La vicenda analizzata dalla Corte di Cassazione nasce dalla richiesta di risarcimento avanzata da numerosi clienti contro un istituto di credito e un promotore. I risparmiatori lamentavano la perdita di somme rilevanti a seguito di vorticosi giri di denaro e distrazioni operate da una terza persona di loro fiducia.
La consegna delle credenziali e le movimentazioni anomale
I clienti hanno aperto i rapporti bancari online e hanno affidato la gestione totale delle proprie disponibilità a un terzo soggetto. Questo individuo operava materialmente accedendo alle posizioni telematiche con le credenziali fornite spontaneamente dai titolari.
I risparmiatori hanno autorizzato la creazione di indirizzi di posta elettronica dedicati e hanno tollerato l’assenza prolungata di rendicontazioni dirette. Gli estratti conto mostravano continui bonifici, giroconti e trasferimenti di liquidità verso conti terzi, senza alcuna traccia di effettivi investimenti in strumenti finanziari o titoli.
La banca ha eseguito correttamente le procedure di apertura del conto e ha inviato periodicamente la documentazione contabile. Il sistema informatico riconosceva le credenziali valide e imputava ogni ordine dispositivo alla volontà dei singoli correntisti.
Le motivazioni: i limiti della responsabilità intermediario finanziario
I giudici di legittimità hanno confermato la decisione della Corte di merito, escludendo ogni profilo di colpa contrattuale a carico dell’istituto di credito e del promotore.

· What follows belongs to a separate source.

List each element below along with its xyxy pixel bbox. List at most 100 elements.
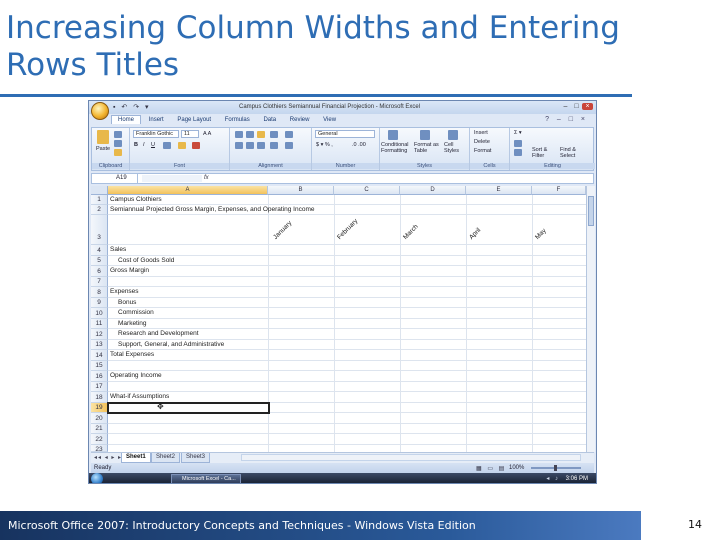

La Corte ha rilevato la totale assenza di contratti di intermediazione mobiliare o di acquisto titoli stipulati con la banca convenuta nel periodo contestato. I conti correnti fungevano da semplice strumento di transito monetario. Non vi era alcuna gestione patrimoniale di fatto autorizzata o tollerata dall’istituto.
La decisione sottolinea un principio fondamentale sul piano causale. Il comportamento consenziente dei clienti ha spezzato il nesso di causalità tra i presunti doveri di vigilanza della banca e il danno lamentato. I titolari hanno agevolato le distrazioni consegnando le credenziali di accesso al terzo infedele. La banca non poteva percepire anomalie palesi poiché le disposizioni provenivano formalmente dall’utente abilitato.
Inoltre, la Cassazione ha ribadito l’inammissibilità di censure che richiedono un nuovo esame dei fatti o la rivalutazione delle prove già esaminate nei gradi precedenti.
Le conclusioni: la decisione definitiva della Cassazione
La Corte di Cassazione ha dichiarato inammissibile il ricorso promosso dai risparmiatori. La sentenza sancisce la totale estraneità della banca e del professionista rispetto alle distrazioni patrimoniali compiute tramite l’uso incauto delle credenziali personali.
I risparmiatori subiscono la perdita definitiva della lite e devono rimborsare integralmente le spese legali sostenute dalla banca e dal promotore controricorrente. La pronuncia ribadisce che la tutela del risparmio non solleva l’investitore dai minimi obblighi di custodia dei propri strumenti di autenticazione.
La banca risponde delle somme sottratte se il cliente consegna i codici di accesso a terzi?
No, la consegna volontaria delle credenziali personali a terzi spezza il legame causale ed esclude la colpa dell’istituto bancario che esegue ordini regolarmente autenticati.
Quando sussiste la responsabilità dell’intermediario per violazione delle regole di investimento?
La responsabilità sussiste solo se l’intermediario o il promotore hanno effettivamente negoziato titoli o gestito investimenti finanziari violando gli obblighi informativi e di adeguatezza.
Cosa rischia chi promuove un ricorso in Cassazione fondato su contestazioni di fatto?
La Corte di Cassazione dichiara il ricorso inammissibile e condanna la parte soccombente al pagamento delle spese legali e al raddoppio del contributo unificato.